As unfortunate as this position makes ERA supporters, it really doesn’t change anything. Had Biden considered the ERA ratified, MAGA-land would have responded with angry howls and lawsuits challenging the constitutionality of the decision. So now ERA supporters must go to court and seek to confirm their view that the deadlines set by Congress don’t matter.

The question will ultimately be decided by a US Supreme Court little known for its eagerness to displease Trump and the Republican Party. Indeed, much of the impetus for the new ERA push is to find a constitutional countermeasure to the Supreme Court’s reversal of the Supreme Court’s decision. Roe deer v. Wade in 2022. Gillibrand says it could work:

A federal ERA would establish the principle that sex-based distinctions in access to reproductive care would be unconstitutional.
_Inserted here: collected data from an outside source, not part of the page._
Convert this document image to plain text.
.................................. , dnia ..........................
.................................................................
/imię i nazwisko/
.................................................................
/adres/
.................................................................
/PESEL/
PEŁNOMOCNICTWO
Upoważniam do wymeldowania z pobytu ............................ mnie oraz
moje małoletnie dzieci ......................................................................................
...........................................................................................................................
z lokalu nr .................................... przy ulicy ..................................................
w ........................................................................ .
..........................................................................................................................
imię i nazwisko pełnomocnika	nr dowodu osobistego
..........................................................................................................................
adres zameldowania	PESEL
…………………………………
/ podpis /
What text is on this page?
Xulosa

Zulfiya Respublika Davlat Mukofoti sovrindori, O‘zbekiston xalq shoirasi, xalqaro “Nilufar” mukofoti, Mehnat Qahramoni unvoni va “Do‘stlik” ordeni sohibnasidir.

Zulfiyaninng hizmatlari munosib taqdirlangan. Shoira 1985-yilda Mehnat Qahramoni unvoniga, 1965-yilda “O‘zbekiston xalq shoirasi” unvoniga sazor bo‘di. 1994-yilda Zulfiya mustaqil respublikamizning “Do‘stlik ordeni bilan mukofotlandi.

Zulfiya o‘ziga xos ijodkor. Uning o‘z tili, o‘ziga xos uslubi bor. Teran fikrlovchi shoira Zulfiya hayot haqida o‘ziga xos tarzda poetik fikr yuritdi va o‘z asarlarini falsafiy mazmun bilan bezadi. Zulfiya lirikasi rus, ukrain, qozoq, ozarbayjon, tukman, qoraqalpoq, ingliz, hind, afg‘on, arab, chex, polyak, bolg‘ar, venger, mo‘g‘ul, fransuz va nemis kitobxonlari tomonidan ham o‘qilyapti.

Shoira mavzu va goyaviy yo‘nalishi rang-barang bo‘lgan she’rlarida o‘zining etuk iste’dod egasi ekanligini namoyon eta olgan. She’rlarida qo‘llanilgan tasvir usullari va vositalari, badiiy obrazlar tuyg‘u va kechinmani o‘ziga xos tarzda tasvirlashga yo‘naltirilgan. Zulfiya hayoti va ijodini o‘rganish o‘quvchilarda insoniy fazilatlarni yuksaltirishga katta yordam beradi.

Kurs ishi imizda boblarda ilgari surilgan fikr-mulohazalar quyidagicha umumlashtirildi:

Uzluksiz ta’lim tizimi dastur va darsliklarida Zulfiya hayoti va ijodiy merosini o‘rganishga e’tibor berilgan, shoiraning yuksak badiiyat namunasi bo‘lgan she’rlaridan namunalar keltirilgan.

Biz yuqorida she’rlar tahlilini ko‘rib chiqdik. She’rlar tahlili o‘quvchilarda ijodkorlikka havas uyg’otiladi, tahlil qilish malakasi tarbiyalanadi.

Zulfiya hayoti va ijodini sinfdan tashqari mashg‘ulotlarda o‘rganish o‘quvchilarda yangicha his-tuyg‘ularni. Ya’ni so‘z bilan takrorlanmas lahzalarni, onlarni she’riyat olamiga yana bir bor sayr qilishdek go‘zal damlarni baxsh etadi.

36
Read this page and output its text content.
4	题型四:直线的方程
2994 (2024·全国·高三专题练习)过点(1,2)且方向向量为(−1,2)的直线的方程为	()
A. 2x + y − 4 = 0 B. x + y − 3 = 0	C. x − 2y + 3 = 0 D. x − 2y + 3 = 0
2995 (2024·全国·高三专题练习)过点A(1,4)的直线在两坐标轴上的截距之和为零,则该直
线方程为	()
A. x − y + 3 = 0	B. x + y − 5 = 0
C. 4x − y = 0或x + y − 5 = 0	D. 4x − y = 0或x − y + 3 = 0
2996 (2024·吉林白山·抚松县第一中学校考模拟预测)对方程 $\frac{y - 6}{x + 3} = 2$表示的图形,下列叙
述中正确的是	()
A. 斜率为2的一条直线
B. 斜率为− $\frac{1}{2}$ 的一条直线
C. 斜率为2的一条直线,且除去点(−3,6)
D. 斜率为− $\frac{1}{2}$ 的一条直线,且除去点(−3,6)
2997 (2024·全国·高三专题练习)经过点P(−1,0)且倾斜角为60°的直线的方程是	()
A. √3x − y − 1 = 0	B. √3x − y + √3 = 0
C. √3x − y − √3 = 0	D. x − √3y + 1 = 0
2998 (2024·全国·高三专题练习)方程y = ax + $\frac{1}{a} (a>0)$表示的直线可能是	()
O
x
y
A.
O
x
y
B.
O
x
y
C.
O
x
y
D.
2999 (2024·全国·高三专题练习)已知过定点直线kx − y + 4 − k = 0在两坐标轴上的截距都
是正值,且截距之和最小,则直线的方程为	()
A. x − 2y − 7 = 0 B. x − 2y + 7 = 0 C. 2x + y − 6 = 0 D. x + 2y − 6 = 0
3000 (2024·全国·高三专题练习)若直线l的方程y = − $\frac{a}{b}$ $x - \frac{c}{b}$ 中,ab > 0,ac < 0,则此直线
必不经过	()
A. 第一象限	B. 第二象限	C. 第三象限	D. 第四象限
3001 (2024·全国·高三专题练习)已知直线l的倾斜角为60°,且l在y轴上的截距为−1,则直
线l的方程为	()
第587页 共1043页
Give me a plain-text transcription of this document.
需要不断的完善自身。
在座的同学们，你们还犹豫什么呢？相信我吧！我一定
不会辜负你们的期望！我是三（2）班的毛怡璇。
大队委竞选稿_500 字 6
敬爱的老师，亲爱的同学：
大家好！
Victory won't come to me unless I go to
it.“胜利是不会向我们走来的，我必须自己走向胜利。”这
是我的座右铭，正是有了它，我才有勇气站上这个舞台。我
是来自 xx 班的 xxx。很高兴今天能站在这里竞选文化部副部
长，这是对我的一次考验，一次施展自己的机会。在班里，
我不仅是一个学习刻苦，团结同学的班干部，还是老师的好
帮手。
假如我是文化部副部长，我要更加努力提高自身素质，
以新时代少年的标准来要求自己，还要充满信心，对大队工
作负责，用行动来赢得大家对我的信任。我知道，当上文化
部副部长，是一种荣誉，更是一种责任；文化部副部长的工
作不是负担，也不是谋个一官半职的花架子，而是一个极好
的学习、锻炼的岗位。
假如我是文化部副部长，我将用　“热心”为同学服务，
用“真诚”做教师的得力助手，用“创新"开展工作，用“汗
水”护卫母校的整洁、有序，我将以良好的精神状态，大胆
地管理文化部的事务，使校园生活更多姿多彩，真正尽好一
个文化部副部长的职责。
Banning abortion would violate a constitutional right to gender equality, as such restrictions would target women by unfairly denying them medical treatment based on their sex.

Will the current Supreme Court accept this clever attack on its rights? Dobbs v. Jackson Women’s Health Organization decision abolishing the federal right to abortion? This seems unlikely, but there is no doubt that judicial review of a request to ratify the ERA would highlight the continuing injustice of discrimination in reproductive health services and many other areas. And if all else fails, perhaps a new campaign to enact and ratify the ERA would gain momentum. But that is now no longer in Joe Biden’s hands.